VAN SUSTEREN: Does it ever happen that it doesn't get done since (INAUDIBLE) short timeline, that it gets kicked over to the next term?
WALKER: Not that I know of. Several years ago, Citizens United was a case that was re-argued the next term. So it -- the Justices decided to add a question onto the case, and so it wasn't decided until the next term. But as far as I know, the cases are all delivered by end of June.
VAN SUSTEREN: All right, let's assume that by May 15th, they have the majority opinion as written. It then gets literally passed around to all the other Justices to look at it?
WALKER: That's right, including those that don't agree. And at that point, those that don't agree, one of them will begin writing the dissent or the disagreeing opinion.

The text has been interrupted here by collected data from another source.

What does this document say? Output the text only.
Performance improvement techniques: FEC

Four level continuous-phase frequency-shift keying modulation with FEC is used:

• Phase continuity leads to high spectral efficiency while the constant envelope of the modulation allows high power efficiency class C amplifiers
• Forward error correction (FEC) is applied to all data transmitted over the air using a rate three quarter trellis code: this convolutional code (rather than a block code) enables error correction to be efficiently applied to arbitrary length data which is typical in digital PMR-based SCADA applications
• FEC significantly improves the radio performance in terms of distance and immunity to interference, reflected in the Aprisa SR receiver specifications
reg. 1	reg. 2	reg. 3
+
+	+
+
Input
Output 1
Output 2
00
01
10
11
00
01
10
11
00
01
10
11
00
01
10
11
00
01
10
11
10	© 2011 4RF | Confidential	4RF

VAN SUSTEREN: All right. Suppose that someone doesn't like the majority opinion that's being written. Does another Justice make a stop in on the other Justice and say, you know, I think we should look at it another way? I mean, is there still some deliberative process that way?
WALKER: Oh, for sure. There are different ways. Sometimes, it's a writing memo saying, you know, I think your opinion's great, but you need to change these five things in order to get me to join. Other times, there might be conversations between the Justices and the clerks in order to iron out the differences.
VAN SUSTEREN: Is it always pleasant and happy at the Supreme Court, or is there the passion that we see in ordinary life among Justices and clerks about these things?
WALKER: I found the Justices to be quite collegial. Sometimes, the clerks get a little bit more excited. But I always found the Justices to be quite collegial with each other.
VAN SUSTEREN: And then at some point down the road, probably even the last day of June, work day, there will be a reading of the opinion (INAUDIBLE) make the announcement.
WALKER: That's right.
VAN SUSTEREN: And if someone's really unhappy with the majority opinion, if someone's dissented, that person, if the person's particularly -- you can tell that because the person actually reads the dissent from the bench.
WALKER: Perhaps, yes. If there's a Justice that wants to read a dissent that feels particularly passionate about an issue in the case, then that Justice can read the dissent from the bench.
VAN SUSTEREN: But there are never any leaks. Always careful, keep everything quiet. We're not going to hear anything, right?
WALKER: It's a pretty -- pretty tight ship over there.
VAN SUSTEREN: Indeed, it is. Chris, thank you.